Au moins, on a la paix : des Malawites témoignent des violences xénophobes en Afrique du Sud
En Afrique du Sud, les violences xénophobes persistent, transformant des manifestations en véritables chasses aux étrangers. Cette semaine, des scènes de violence, d’intimidation et d’arrestations arbitraires ont été observées, poussant plusieurs dizaines de milliers de ressortissants étrangers à fuir le pays. Un immense camp de réfugiés a été établi au nord pour organiser les rapatriements, la majorité des personnes concernées étant originaires du Malawi.
Après avoir passé cinq jours dans un camp de fortune près de Durban et une semaine sur la route, Jabilu Daniel et Patrick Gerald sont rentrés au Malawi, marqués par leur expérience traumatisante. Jabilu raconte : « Un jour, cinq types m’ont attrapé et m’ont fait les poches. L’un d’entre eux me tenait par le cou. Il m’a menacé : ‘Si on te revoit ici, on te tuera.’ Maintenant, je suis de retour au Malawi, et je ne sais pas ce que je vais faire. On n’a pas de travail ici. Mais au moins, on a la paix. »
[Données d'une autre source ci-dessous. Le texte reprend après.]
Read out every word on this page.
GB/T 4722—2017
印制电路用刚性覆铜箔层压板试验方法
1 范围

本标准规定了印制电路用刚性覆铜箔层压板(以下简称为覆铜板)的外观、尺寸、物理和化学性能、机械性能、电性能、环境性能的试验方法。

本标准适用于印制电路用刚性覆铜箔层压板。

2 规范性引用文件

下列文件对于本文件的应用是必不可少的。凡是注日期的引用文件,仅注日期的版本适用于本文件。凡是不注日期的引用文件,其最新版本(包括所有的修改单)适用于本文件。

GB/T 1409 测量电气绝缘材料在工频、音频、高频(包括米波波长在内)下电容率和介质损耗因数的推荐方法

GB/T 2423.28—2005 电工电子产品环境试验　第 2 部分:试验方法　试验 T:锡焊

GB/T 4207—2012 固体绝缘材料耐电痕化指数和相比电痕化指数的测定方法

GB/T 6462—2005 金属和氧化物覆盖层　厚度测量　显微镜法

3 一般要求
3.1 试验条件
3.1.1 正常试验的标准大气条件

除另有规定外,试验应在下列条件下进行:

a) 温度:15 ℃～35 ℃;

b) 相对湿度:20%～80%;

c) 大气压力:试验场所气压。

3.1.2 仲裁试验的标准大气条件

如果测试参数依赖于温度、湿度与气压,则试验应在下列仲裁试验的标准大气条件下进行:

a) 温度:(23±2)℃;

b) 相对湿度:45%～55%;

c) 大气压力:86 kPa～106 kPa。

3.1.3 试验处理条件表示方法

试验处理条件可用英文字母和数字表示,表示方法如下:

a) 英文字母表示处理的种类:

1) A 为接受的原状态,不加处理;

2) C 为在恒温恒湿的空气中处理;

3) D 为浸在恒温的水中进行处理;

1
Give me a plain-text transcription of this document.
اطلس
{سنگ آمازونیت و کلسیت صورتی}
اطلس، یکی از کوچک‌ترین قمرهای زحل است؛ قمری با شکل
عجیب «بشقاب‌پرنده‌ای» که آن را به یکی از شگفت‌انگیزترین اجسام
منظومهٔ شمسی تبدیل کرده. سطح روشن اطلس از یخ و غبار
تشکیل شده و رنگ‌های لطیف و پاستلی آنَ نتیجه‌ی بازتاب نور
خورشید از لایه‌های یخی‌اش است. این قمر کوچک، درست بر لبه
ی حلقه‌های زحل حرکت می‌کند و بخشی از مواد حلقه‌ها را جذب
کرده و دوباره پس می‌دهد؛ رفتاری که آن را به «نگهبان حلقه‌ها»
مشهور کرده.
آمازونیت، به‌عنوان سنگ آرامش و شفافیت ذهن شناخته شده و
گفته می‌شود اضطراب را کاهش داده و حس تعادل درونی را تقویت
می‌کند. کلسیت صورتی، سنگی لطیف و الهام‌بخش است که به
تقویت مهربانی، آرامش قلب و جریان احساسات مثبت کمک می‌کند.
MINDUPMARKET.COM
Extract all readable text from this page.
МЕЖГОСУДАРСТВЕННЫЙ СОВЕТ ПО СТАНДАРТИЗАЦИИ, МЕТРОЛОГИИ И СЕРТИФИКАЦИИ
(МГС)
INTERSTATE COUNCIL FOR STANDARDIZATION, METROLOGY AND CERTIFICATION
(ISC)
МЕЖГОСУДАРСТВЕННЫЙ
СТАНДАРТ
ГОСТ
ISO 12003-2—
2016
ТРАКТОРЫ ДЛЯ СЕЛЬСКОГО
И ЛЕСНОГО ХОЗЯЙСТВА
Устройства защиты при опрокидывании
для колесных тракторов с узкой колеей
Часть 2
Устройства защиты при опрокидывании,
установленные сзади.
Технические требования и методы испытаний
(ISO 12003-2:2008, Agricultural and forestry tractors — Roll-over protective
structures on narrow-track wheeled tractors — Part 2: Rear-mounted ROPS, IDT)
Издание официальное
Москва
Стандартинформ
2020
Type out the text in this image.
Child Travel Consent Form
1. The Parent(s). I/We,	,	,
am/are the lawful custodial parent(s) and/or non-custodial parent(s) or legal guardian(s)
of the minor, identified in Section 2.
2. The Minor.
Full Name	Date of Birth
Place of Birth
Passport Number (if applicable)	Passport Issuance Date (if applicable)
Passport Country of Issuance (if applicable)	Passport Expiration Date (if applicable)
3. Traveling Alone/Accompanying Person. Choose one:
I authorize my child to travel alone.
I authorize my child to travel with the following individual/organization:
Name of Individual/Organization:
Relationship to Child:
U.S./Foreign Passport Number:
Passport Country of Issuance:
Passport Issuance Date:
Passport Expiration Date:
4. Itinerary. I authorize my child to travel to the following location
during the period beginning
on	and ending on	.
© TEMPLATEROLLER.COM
Bien que le Malawi soit l’un des pays les plus pauvres du monde, dans leur village, les deux amis n’ont plus à craindre les violences. Patrick, qui a été témoin d’un meurtre, témoigne : « J’ai vu un gars du Malawi se faire tuer sous mes yeux. Je n’ai plus réussi à dormir pendant une semaine. Aujourd’hui, ma famille est heureuse de me retrouver en vie. »
Patrick, ancien agent d’entretien en Afrique du Sud, envisage de cultiver la terre et de vendre des légumes pour subvenir aux besoins de sa famille. Près de 50 000 Malawites ont quitté l’Afrique du Sud en seulement quelques semaines, un exode massif révélant un climat de violence devenu insupportable.